The LA people were crushed to hear I wasn’t joining them, but I invited them to send their staff to New York and promised to train their new employees. Judith ran from place to place around the newsroom, her cheeks flushed. Kate, Jessica, and Elijah seemed glad I hadn’t left, and Brianna smiled guiltily and waved her hand every time I shifted my eyes to make sure she wasn’t reaching for her top drawer to take a mini bottle out.
Five hours into our workday, while I was knee-deep in something in the newsroom, I got a phone call from the sixtieth floor.
“It’s your father.” Brianna came as close as she could, holding the corded phone in her hand.
No, it is not, and thank fuck for that.
He hadn’t even called my cell. Instead he was making a whole fucking show about it, like I knew he would.
“He wants to speak to you,” she said.
“He knows where to find me.”
“He’s asking if you can come up to his office.”
“I can’t. But he can come down. Or not. Giving a shit is not on my agenda today.”
“He said he’ll call security.” Brianna’s face was so red, for a moment I worried she might explode.
“Tell him that’s a very good idea. I’ve been thinking about getting rid of his ass for a long time now.” The room fell quiet, everybody staring at me. I nodded my chin to the phone.
“Tell him that, Brianna. You’re just following my orders. Word for word, please.”
She repeated my message to my father, wincing the entire time.
Jude appeared at my side, squeezing my biceps and looking up at me with a smile. I pulled her into a hug and kissed her forehead. I had a lot of damage control to do when it came to the way people perceived us as a couple in this place.
When Brianna ended the call, there was a pause, after which the entire newsroom erupted with a lengthy standing ovation. She laughed. I smirked.
When I turned around to walk back to my office, Mathias was standing at the door, waiting for me. Next to him stood my mother, fresh off of her private plane, judging by her casual clothes.
Her eyes were horrified.
I knew mine were dead.
Showtime.
“Can I offer you anything? Bourbon? Whiskey? Water? Perhaps a lie-detector?” I motioned to the mini bar in my office, my smile casual and charming—the way they’d taught me at the Swiss summer school my parents had dumped me in every year.
My mother seated herself on the couch in front of my desk, staring at her hands in her lap, and Mathias paced, pulling at his ear in a nervous tick. I was the only person in the room whose heart didn’t seem to be beating a mile a minute, and that’s because I knew something they didn’t.
“I’m so mad at James for telling you,” my mother muttered. “I was only trying to protect you, Célian. Think about the way it would have been perceived in our circle. In any circle, really. You’d have been a bastard. Your blood is blue. You are a Laurent.”
“My blood is red, and being a bastard is better than being his son.” I walked over to the front of my desk and leaned against it.
“Listen, Célian,” Mathias raised a hand.
“Not even a word, Mathias,” I warned, arching a brow. “Not. Even. One.”
“I don’t know what you think you have on me—”
“Oh, I think you do. That’s why you’re shitting your pants as we speak.”
“You can’t use it in court. Dan was not supposed to record those private conversations,” Mathias stressed, his left eye ticking.
He had a point. After I’d left James’s apartment last night, he’d emailed Iris and Mathias a file with the recording, along with a brief note about how he’d come clean to me.
Ignoring his words, I threw Mathias a pointed look. “You will drop the ads, terminate the dodgy contracts, and hire back every single person you have fired from my team by the end of the day. And if any of them are unavailable, you will find me a top-notch replacement.
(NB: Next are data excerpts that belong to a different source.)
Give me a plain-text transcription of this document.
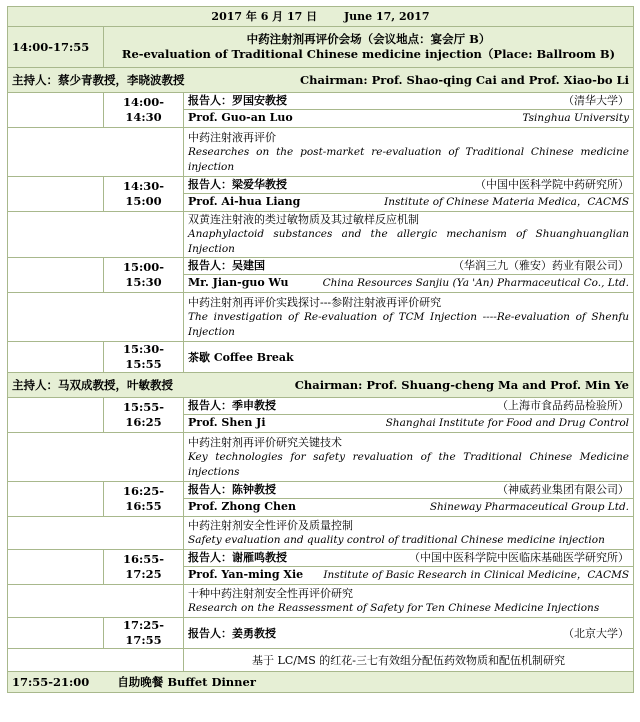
2017 年 6 月 17 日 June 17, 2017		
14:00-17:55	中药注射剂再评价会场（会议地点：宴会厅 B）
Re-evaluation of Traditional Chinese medicine injection（Place: Ballroom B)	

主持人：蔡少青教授，李晓波教授 Chairman: Prof. Shao-qing Cai and Prof. Xiao-bo Li		

	14:00-14:30	报告人：罗国安教授 （清华大学）

		Prof. Guo-an Luo Tsinghua University

		中药注射液再评价
Researches on the post-market re-evaluation of Traditional Chinese medicine injection

	14:30-15:00	报告人：梁爱华教授 （中国中医科学院中药研究所）

		Prof. Ai-hua Liang Institute of Chinese Materia Medica，CACMS

		双黄连注射液的类过敏物质及其过敏样反应机制
Anaphylactoid substances and the allergic mechanism of Shuanghuanglian Injection

	15:00-15:30	报告人：吴建国 （华润三九（雅安）药业有限公司）

		Mr. Jian-guo Wu China Resources Sanjiu (Ya 'An) Pharmaceutical Co., Ltd.

		中药注射剂再评价实践探讨---参附注射液再评价研究
The investigation of Re-evaluation of TCM Injection ----Re-evaluation of Shenfu Injection

	15:30-15:55	茶歇 Coffee Break

主持人：马双成教授，叶敏教授 Chairman: Prof. Shuang-cheng Ma and Prof. Min Ye		

	15:55-16:25	报告人：季申教授 （上海市食品药品检验所）

		Prof. Shen Ji Shanghai Institute for Food and Drug Control

		中药注射剂再评价研究关键技术
Key technologies for safety revaluation of the Traditional Chinese Medicine injections

	16:25-16:55	报告人：陈钟教授 （神威药业集团有限公司）

		Prof. Zhong Chen Shineway Pharmaceutical Group Ltd.

		中药注射剂安全性评价及质量控制
Safety evaluation and quality control of traditional Chinese medicine injection

	16:55-17:25	报告人：谢雁鸣教授 （中国中医科学院中医临床基础医学研究所）

		Prof. Yan-ming Xie Institute of Basic Research in Clinical Medicine，CACMS

		十种中药注射剂安全性再评价研究
Research on the Reassessment of Safety for Ten Chinese Medicine Injections

	17:25-17:55	报告人：姜勇教授 （北京大学）

		基于 LC/MS 的红花-三七有效组分配伍药效物质和配伍机制研究

17:55-21:00 自助晚餐 Buffet Dinner		
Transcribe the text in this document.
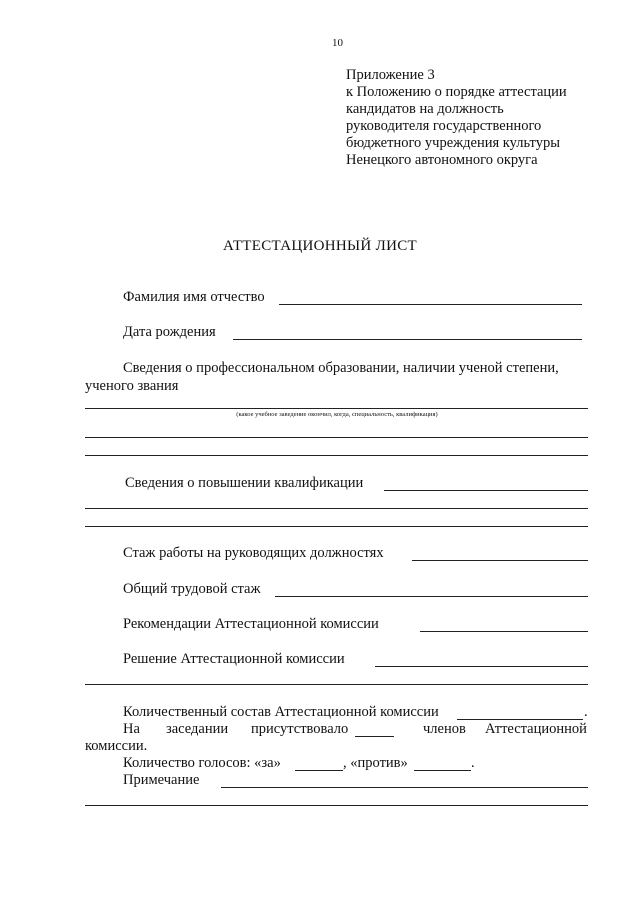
10
Приложение 3
к Положению о порядке аттестации
кандидатов на должность
руководителя государственного
бюджетного учреждения культуры
Ненецкого автономного округа
АТТЕСТАЦИОННЫЙ ЛИСТ
Фамилия имя отчество
Дата рождения
Сведения о профессиональном образовании, наличии ученой степени,
ученого звания
(какое учебное заведение окончил, когда, специальность, квалификация)
Сведения о повышении квалификации
Стаж работы на руководящих должностях
Общий трудовой стаж
Рекомендации Аттестационной комиссии
Решение Аттестационной комиссии
Количественный состав Аттестационной комиссии	.
На заседании присутствовало	членов Аттестационной
комиссии.
Количество голосов: «за»	, «против»	.
Примечание
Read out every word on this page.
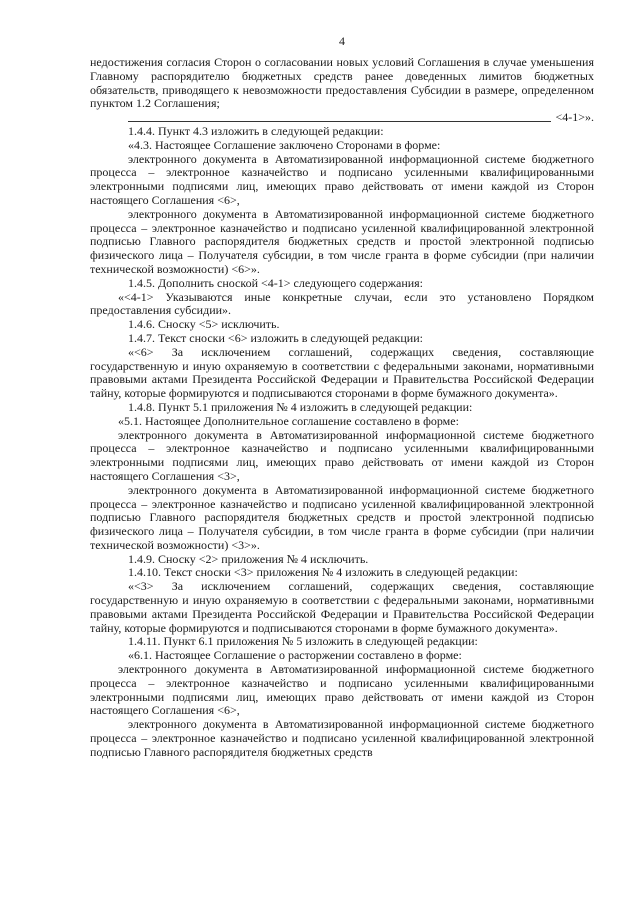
4

недостижения согласия Сторон о согласовании новых условий Соглашения в случае уменьшения Главному распорядителю бюджетных средств ранее доведенных лимитов бюджетных обязательств, приводящего к невозможности предоставления Субсидии в размере, определенном пунктом 1.2 Соглашения;

<4-1>».

1.4.4. Пункт 4.3 изложить в следующей редакции:

«4.3. Настоящее Соглашение заключено Сторонами в форме:

электронного документа в Автоматизированной информационной системе бюджетного процесса – электронное казначейство и подписано усиленными квалифицированными электронными подписями лиц, имеющих право действовать от имени каждой из Сторон настоящего Соглашения <6>,

электронного документа в Автоматизированной информационной системе бюджетного процесса – электронное казначейство и подписано усиленной квалифицированной электронной подписью Главного распорядителя бюджетных средств и простой электронной подписью физического лица – Получателя субсидии, в том числе гранта в форме субсидии (при наличии технической возможности) <6>».

1.4.5. Дополнить сноской <4-1> следующего содержания:

«<4-1> Указываются иные конкретные случаи, если это установлено Порядком предоставления субсидии».

1.4.6. Сноску <5> исключить.

1.4.7. Текст сноски <6> изложить в следующей редакции:

«<6> За исключением соглашений, содержащих сведения, составляющие государственную и иную охраняемую в соответствии с федеральными законами, нормативными правовыми актами Президента Российской Федерации и Правительства Российской Федерации тайну, которые формируются и подписываются сторонами в форме бумажного документа».

1.4.8. Пункт 5.1 приложения № 4 изложить в следующей редакции:

«5.1. Настоящее Дополнительное соглашение составлено в форме:

электронного документа в Автоматизированной информационной системе бюджетного процесса – электронное казначейство и подписано усиленными квалифицированными электронными подписями лиц, имеющих право действовать от имени каждой из Сторон настоящего Соглашения <3>,

электронного документа в Автоматизированной информационной системе бюджетного процесса – электронное казначейство и подписано усиленной квалифицированной электронной подписью Главного распорядителя бюджетных средств и простой электронной подписью физического лица – Получателя субсидии, в том числе гранта в форме субсидии (при наличии технической возможности) <3>».

1.4.9. Сноску <2> приложения № 4 исключить.

1.4.10. Текст сноски <3> приложения № 4 изложить в следующей редакции:

«<3> За исключением соглашений, содержащих сведения, составляющие государственную и иную охраняемую в соответствии с федеральными законами, нормативными правовыми актами Президента Российской Федерации и Правительства Российской Федерации тайну, которые формируются и подписываются сторонами в форме бумажного документа».

1.4.11. Пункт 6.1 приложения № 5 изложить в следующей редакции:

«6.1. Настоящее Соглашение о расторжении составлено в форме:

электронного документа в Автоматизированной информационной системе бюджетного процесса – электронное казначейство и подписано усиленными квалифицированными электронными подписями лиц, имеющих право действовать от имени каждой из Сторон настоящего Соглашения <6>,

электронного документа в Автоматизированной информационной системе бюджетного процесса – электронное казначейство и подписано усиленной квалифицированной электронной подписью Главного распорядителя бюджетных средств
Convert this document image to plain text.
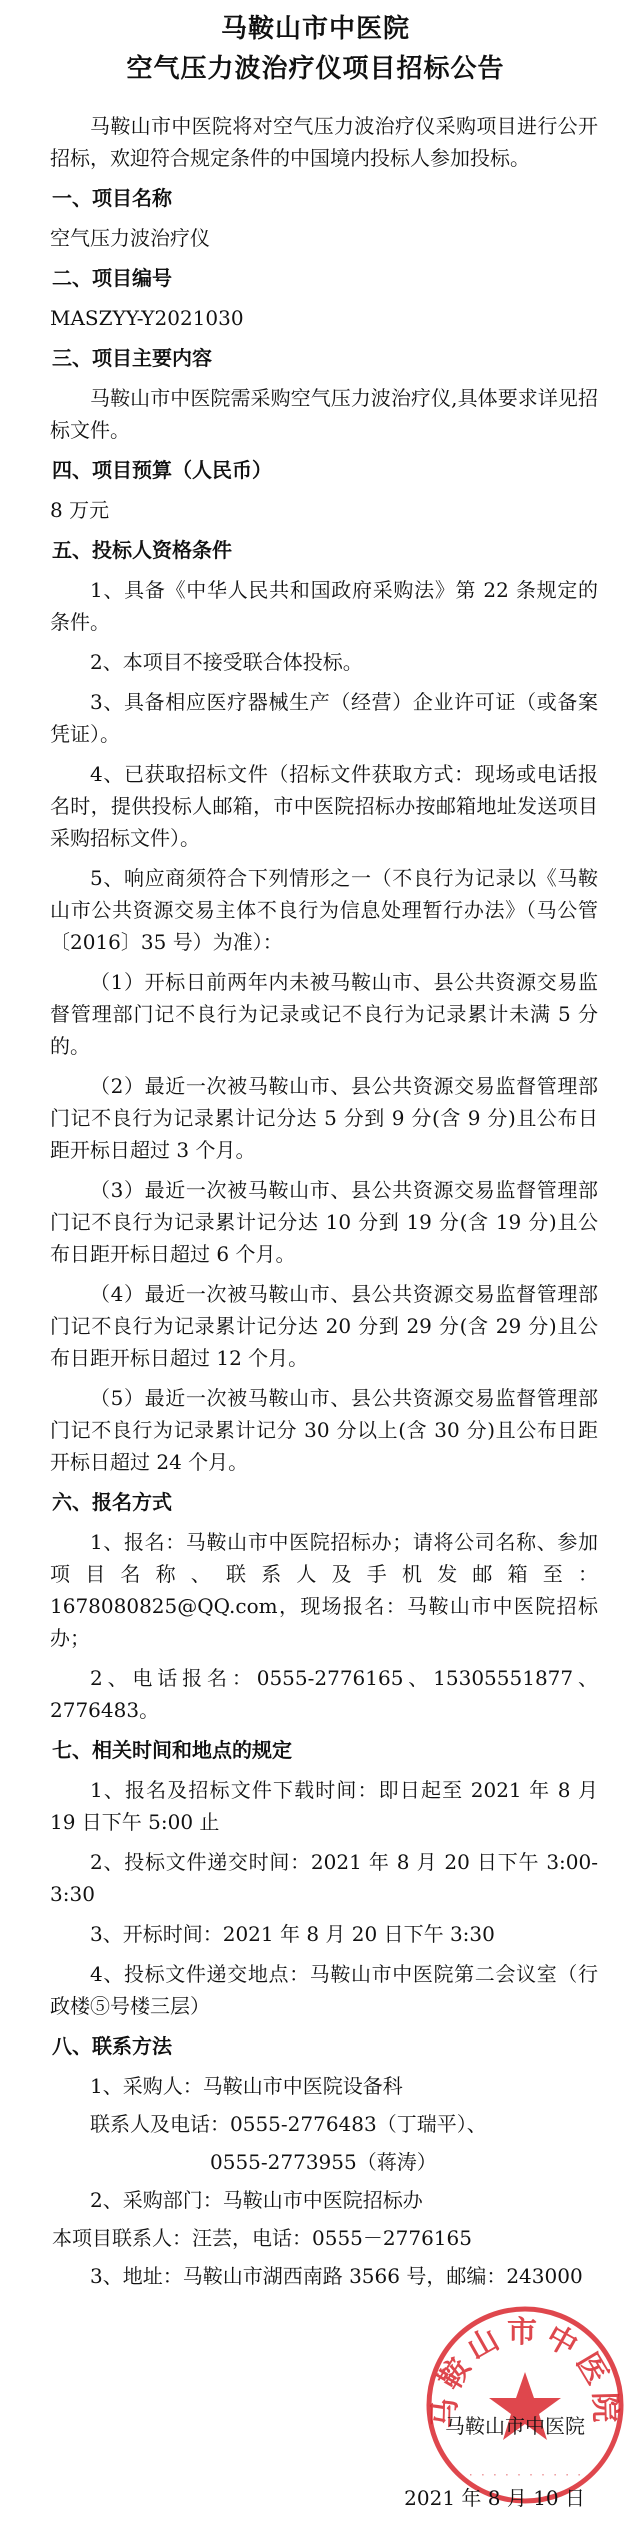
马鞍山市中医院
空气压力波治疗仪项目招标公告

马鞍山市中医院将对空气压力波治疗仪采购项目进行公开招标，欢迎符合规定条件的中国境内投标人参加投标。

一、项目名称
空气压力波治疗仪
二、项目编号
MASZYY-Y2021030
三、项目主要内容

马鞍山市中医院需采购空气压力波治疗仪,具体要求详见招标文件。

四、项目预算（人民币）
8 万元
五、投标人资格条件

1、具备《中华人民共和国政府采购法》第 22 条规定的条件。

2、本项目不接受联合体投标。

3、具备相应医疗器械生产（经营）企业许可证（或备案凭证）。

4、已获取招标文件（招标文件获取方式：现场或电话报名时，提供投标人邮箱，市中医院招标办按邮箱地址发送项目采购招标文件）。

5、响应商须符合下列情形之一（不良行为记录以《马鞍山市公共资源交易主体不良行为信息处理暂行办法》（马公管〔2016〕35 号）为准）：

（1）开标日前两年内未被马鞍山市、县公共资源交易监督管理部门记不良行为记录或记不良行为记录累计未满 5 分的。

（2）最近一次被马鞍山市、县公共资源交易监督管理部门记不良行为记录累计记分达 5 分到 9 分(含 9 分)且公布日距开标日超过 3 个月。

（3）最近一次被马鞍山市、县公共资源交易监督管理部门记不良行为记录累计记分达 10 分到 19 分(含 19 分)且公布日距开标日超过 6 个月。

（4）最近一次被马鞍山市、县公共资源交易监督管理部门记不良行为记录累计记分达 20 分到 29 分(含 29 分)且公布日距开标日超过 12 个月。

（5）最近一次被马鞍山市、县公共资源交易监督管理部门记不良行为记录累计记分 30 分以上(含 30 分)且公布日距开标日超过 24 个月。

六、报名方式

1、报名：马鞍山市中医院招标办；请将公司名称、参加项目名称、联系人及手机发邮箱至：1678080825@QQ.com，现场报名：马鞍山市中医院招标办；

2、电话报名：0555-2776165、15305551877、2776483。

七、相关时间和地点的规定

1、报名及招标文件下载时间：即日起至 2021 年 8 月 19 日下午 5:00 止

2、投标文件递交时间：2021 年 8 月 20 日下午 3:00-3:30

3、开标时间：2021 年 8 月 20 日下午 3:30

4、投标文件递交地点：马鞍山市中医院第二会议室（行政楼⑤号楼三层）

八、联系方法

1、采购人：马鞍山市中医院设备科

联系人及电话：0555-2776483（丁瑞平）、

0555-2773955（蒋涛）

2、采购部门：马鞍山市中医院招标办

本项目联系人：汪芸，电话：0555－2776165

3、地址：马鞍山市湖西南路 3566 号，邮编：243000

马鞍山市中医院
· · · · · · · · · ·
马鞍山市中医院
2021 年 8 月 10 日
If I were you, I’d start working right now. Work is a foreign concept, so it will take you time to get the gist of it.”
Mathias laughed. “What makes you think I will do anything for you? Nothing has changed, other than the fact that you now know why I couldn’t stand your face from day one. You weren’t mine. Your mother messed up. The only good things about my marriage to her were LBC and Camille. And you took them from me, too.”
My mother darted up from the couch, walked over to him, and slapped his face, hard.
I watched them, emotionless. What a fucking mess. Surely I could dump some of the responsibility for me being a heartless prick on the fact that these two clowns had raised me.